DeepSeek-R1-0528 release
The updated version R1-0528 performs better than the first version R1 in all areas. The model has not changed architecturally, only the training itself has been improved.



In LiveBench the model shows not bad results.

In addition to the updated R1, the DeepSeek-R1-0528-Qwen3-8B version has been introduced. This distillate R1-0528 is made on the Qwen3-8B model.

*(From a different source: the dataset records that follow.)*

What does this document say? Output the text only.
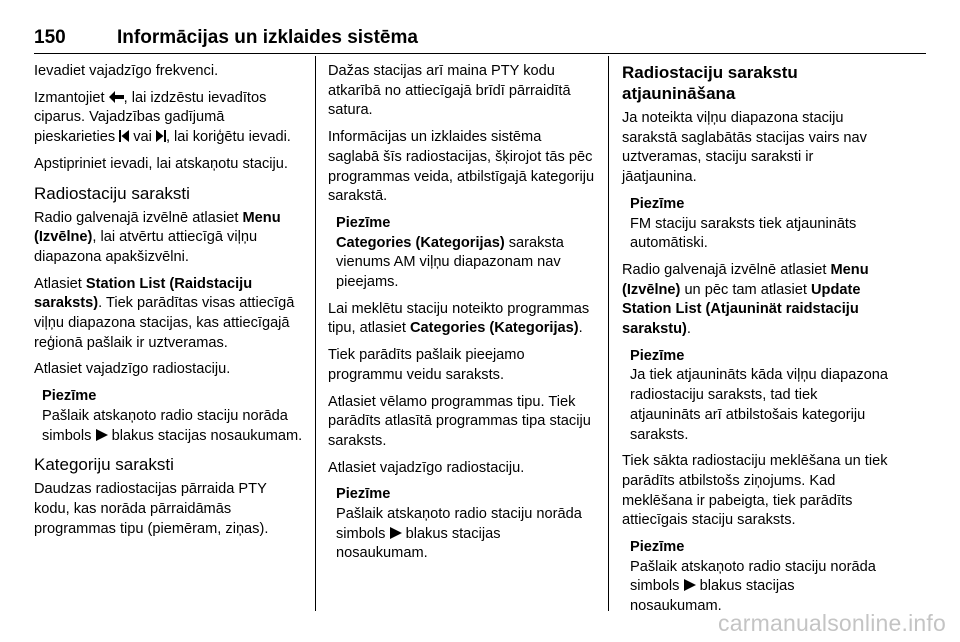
150	Informācijas un izklaides sistēma

Ievadiet vajadzīgo frekvenci.

Izmantojiet , lai izdzēstu ievadītos ciparus. Vajadzības gadījumā pieskarieties  vai , lai koriģētu ievadi.

Apstipriniet ievadi, lai atskaņotu staciju.

Radiostaciju saraksti

Radio galvenajā izvēlnē atlasiet Menu (Izvēlne), lai atvērtu attiecīgā viļņu diapazona apakšizvēlni.

Atlasiet Station List (Raidstaciju saraksts). Tiek parādītas visas attiecīgā viļņu diapazona stacijas, kas attiecīgajā reģionā pašlaik ir uztveramas.

Atlasiet vajadzīgo radiostaciju.

Piezīme
Pašlaik atskaņoto radio staciju norāda simbols  blakus stacijas nosaukumam.
Kategoriju saraksti

Daudzas radiostacijas pārraida PTY kodu, kas norāda pārraidāmās programmas tipu (piemēram, ziņas).

Dažas stacijas arī maina PTY kodu atkarībā no attiecīgajā brīdī pārraidītā satura.

Informācijas un izklaides sistēma saglabā šīs radiostacijas, šķirojot tās pēc programmas veida, atbilstīgajā kategoriju sarakstā.

Piezīme
Categories (Kategorijas) saraksta vienums AM viļņu diapazonam nav pieejams.

Lai meklētu staciju noteikto programmas tipu, atlasiet Categories (Kategorijas).

Tiek parādīts pašlaik pieejamo programmu veidu saraksts.

Atlasiet vēlamo programmas tipu. Tiek parādīts atlasītā programmas tipa staciju saraksts.

Atlasiet vajadzīgo radiostaciju.

Piezīme
Pašlaik atskaņoto radio staciju norāda simbols  blakus stacijas nosaukumam.
Radiostaciju sarakstu atjaunināšana

Ja noteikta viļņu diapazona staciju sarakstā saglabātās stacijas vairs nav uztveramas, staciju saraksti ir jāatjaunina.

Piezīme
FM staciju saraksts tiek atjaunināts automātiski.

Radio galvenajā izvēlnē atlasiet Menu (Izvēlne) un pēc tam atlasiet Update Station List (Atjauninät raidstaciju sarakstu).

Piezīme
Ja tiek atjaunināts kāda viļņu diapazona radiostaciju saraksts, tad tiek atjaunināts arī atbilstošais kategoriju saraksts.

Tiek sākta radiostaciju meklēšana un tiek parādīts atbilstošs ziņojums. Kad meklēšana ir pabeigta, tiek parādīts attiecīgais staciju saraksts.

Piezīme
Pašlaik atskaņoto radio staciju norāda simbols  blakus stacijas nosaukumam.
carmanualsonline.info
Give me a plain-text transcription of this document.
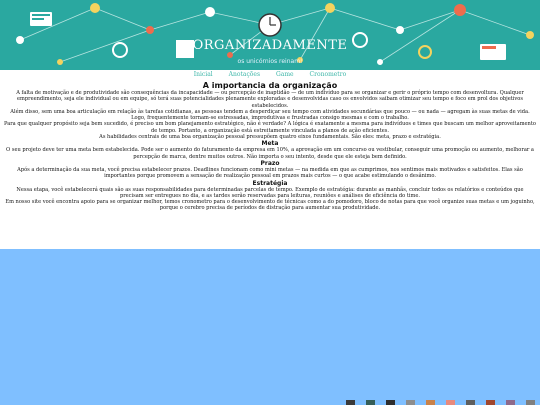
ORGANIZADAMENTE
os unicórnios reinam!
Inicial	Anotações	Game	Cronometro
A importancia da organização

A falta de motivação e de produtividade são consequências da incapacidade — ou percepção de inaptidão — de um indivíduo para se organizar e gerir o próprio tempo com desenvoltura. Qualquer empreendimento, seja ele individual ou em equipe, só terá suas potencialidades plenamente exploradas e desenvolvidas caso os envolvidos saibam otimizar seu tempo e foco em prol dos objetivos estabelecidos.

Além disso, sem uma boa articulação em relação às tarefas cotidianas, as pessoas tendem a desperdiçar seu tempo com atividades secundárias que pouco — ou nada — agregam às suas metas de vida. Logo, frequentemente tornam-se estressadas, improdutivas e frustradas consigo mesmas e com o trabalho.

Para que qualquer propósito seja bem sucedido, é preciso um bom planejamento estratégico, não é verdade? A lógica é exatamente a mesma para indivíduos e times que buscam um melhor aproveitamento de tempo. Portanto, a organização está estreitamente vinculada a planos de ação eficientes.

As habilidades centrais de uma boa organização pessoal pressupõem quatro eixos fundamentais. São eles: meta, prazo e estratégia.

Meta

O seu projeto deve ter uma meta bem estabelecida. Pode ser o aumento do faturamento da empresa em 10%, a aprovação em um concurso ou vestibular, conseguir uma promoção ou aumento, melhorar a percepção de marca, dentre muitos outros. Não importa o seu intento, desde que ele esteja bem definido.

Prazo

Após a determinação da sua meta, você precisa estabelecer prazos. Deadlines funcionam como mini metas — na medida em que as cumprimos, nos sentimos mais motivados e satisfeitos. Elas são importantes porque promovem a sensação de realização pessoal em prazos mais curtos — o que acabe estimulando o desânimo.

Estratégia

Nessa etapa, você estabelecerá quais são as suas responsabilidades para determinadas parcelas de tempo. Exemplo de estratégia: durante as manhãs, concluir todos os relatórios e conteúdos que precisam ser entregues no dia, e as tardes serão reservadas para leituras, reuniões e análises de eficiência do time.

Em nosso site você encontra apoio para se organizar melhor, temos cronometro para o desenvolvimento de técnicas como a do pomodoro, bloco de notas para que você organize suas metas e um joguinho, porque o cerebro precisa de períodos de distração para aumentar sua produtividade.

How to run DeepSeek-R1-0528
GGUF to run locally: https://huggingface.co/unsloth/DeepSeek-R1-0528-GGUF
The 1.78-bit version requires 185gb + context size. In the new llama.cpp and ik_llama version, override tensor -ot or –override-tensor is available. It uses regexp to control which tensors will be directed where. For example, the command:
-ot ".ffn_.*_exps.=CPU" -ngl 99
In this case, MoE weights, that is, the weights of individual experts are sent to the CPU and the total weights go to the GPU. In this way, a single GPU will give a good speedup.
Before, only whole layers, i.e., individual specific experts, were sent to the GPU, since DeepSeek is a MoE model with only 37B weights active at each step of computing the next token. Because of this distribution, those layers that hit the GPU will not be executed every step, but if you load the general tensors that are needed at each step onto the GPU, it will give a speedup.
If there is not enough memory to run with ssd, you can try adding the
--ubatch-size 1
– command, this will allow pp to be calculated in batches of 1 instead of 512 if the ssd is not performant enough.
Try Online
Free api and chat on openrouter:
- https://openrouter.ai/deepseek/deepseek-r1-0528:free
- https://openrouter.ai/deepseek/deepseek-r1-0528-qwen3-8b:free
The new version is already up and running at https://chat.deepseek.com/